School Choice solves these problems.  Private and Parochial schools seem to have a "way" with wayward kids.  As a product of the Chicago Catholic School system, I can testify that Sister Mary Whackknuckles and Father Paddleass had a way of bringing me right into line.  I can read, I can write, I can add and more.  In my junior year of high school at Mount Carmel High School in Chicago (the Greatest High School Ever), Mr. Nick Iosue sat with me for hours after school for weeks working with me on trigonometry when I had trouble executing some concepts.  GoD rest his soul (he unfortunately passed on in 1994), he helped me greatly.  This kind of extra effort is commonplace.

Mount Carmel is a shining example of an outstanding high school.  The teachers are highly dedicated to a one, the students excel in every part of academics and life, and they even have a program, McDermott-Doyle, that helps students with special needs.  School Choice would allow families, especially those in the Woodlawn area of Chicago where Mt. Carmel still resides (and is expanding) to afford tuition to a superior school.

The counter-argument is School Choice = Less money for public schools.  True, assuming that the voucher program is apportioned out of the education taxes now there, but it also means less students.  The leftists cannot stomach the idea of public funds possibly going to educate a kid in a school where they may learn morality, or ick-poo, religion.  Moreover, the Democrats are beholden to the NEA and other public school-related labor unions, and cannot support something that may mean that a core constituency will get let off the federal gravy train.

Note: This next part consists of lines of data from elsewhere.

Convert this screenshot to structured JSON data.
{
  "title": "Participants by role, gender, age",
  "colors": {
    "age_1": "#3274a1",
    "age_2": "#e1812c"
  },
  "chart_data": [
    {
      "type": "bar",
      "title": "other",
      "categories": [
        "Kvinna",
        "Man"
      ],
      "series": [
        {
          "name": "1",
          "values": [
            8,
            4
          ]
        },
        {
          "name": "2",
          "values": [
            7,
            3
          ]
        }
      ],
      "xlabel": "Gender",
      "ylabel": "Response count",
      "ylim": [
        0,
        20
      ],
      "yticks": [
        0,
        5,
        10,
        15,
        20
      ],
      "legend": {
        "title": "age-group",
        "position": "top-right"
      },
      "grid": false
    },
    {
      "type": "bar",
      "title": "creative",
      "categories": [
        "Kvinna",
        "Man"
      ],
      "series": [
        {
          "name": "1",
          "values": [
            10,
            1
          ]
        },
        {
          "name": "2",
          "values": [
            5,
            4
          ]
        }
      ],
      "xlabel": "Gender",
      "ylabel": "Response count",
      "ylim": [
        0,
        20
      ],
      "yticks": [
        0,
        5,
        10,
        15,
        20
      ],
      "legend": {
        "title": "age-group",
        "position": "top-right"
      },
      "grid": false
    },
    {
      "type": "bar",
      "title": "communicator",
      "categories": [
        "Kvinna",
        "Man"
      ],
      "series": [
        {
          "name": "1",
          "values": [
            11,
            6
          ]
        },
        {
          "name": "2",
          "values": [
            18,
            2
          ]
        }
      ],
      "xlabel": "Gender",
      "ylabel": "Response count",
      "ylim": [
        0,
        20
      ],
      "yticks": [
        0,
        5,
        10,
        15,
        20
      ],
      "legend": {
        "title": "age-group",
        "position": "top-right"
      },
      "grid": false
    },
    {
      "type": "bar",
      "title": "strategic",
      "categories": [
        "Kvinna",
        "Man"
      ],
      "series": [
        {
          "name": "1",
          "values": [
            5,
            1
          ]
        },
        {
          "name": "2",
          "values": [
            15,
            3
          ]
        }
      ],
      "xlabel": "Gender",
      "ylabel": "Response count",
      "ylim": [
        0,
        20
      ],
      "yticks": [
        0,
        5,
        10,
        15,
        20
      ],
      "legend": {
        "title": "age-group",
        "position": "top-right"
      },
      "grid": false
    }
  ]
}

But this is about the future of the Republic.  We cannot give our kids a subpar education and remain a world leader.  The Democrats essentially think this country to be evil, and the leftists who generally run public education in the big cities use these schools as left-wing indoctrination camps.  They want to preserve the indoctrination, to hell with the future.  Parents, however, especially parents in minority and poorer households, care nothing about the public policy concerns of the left wing when compared to their kids.  The party that is "pro choice" when it comes to abortion is patently anti-choice when it comes to schooling, for multiple reasons.

Our position is that school choice is a fundamental right, in order to empower parents to direct their kids’ education in the way that gives those kids the best chance for success.  Our position is that to deprive school choice via vouchers or whatever mechanism can be enacted is racist and oligarghic.  The elite leftists who hate school choice are generally far richer than the norm and send their kids to private schools.  See Bill Clinton, Al Gore, John Kerry, etc.

We support a schooling voucher of sufficient size that the private schools who take them can fund 80-100% of school tuition with them.  We support these vouchers from K through 12, and would consider voichers through a bachelor’s degree that would put private universities’ effective tuition on a level with state-run universities.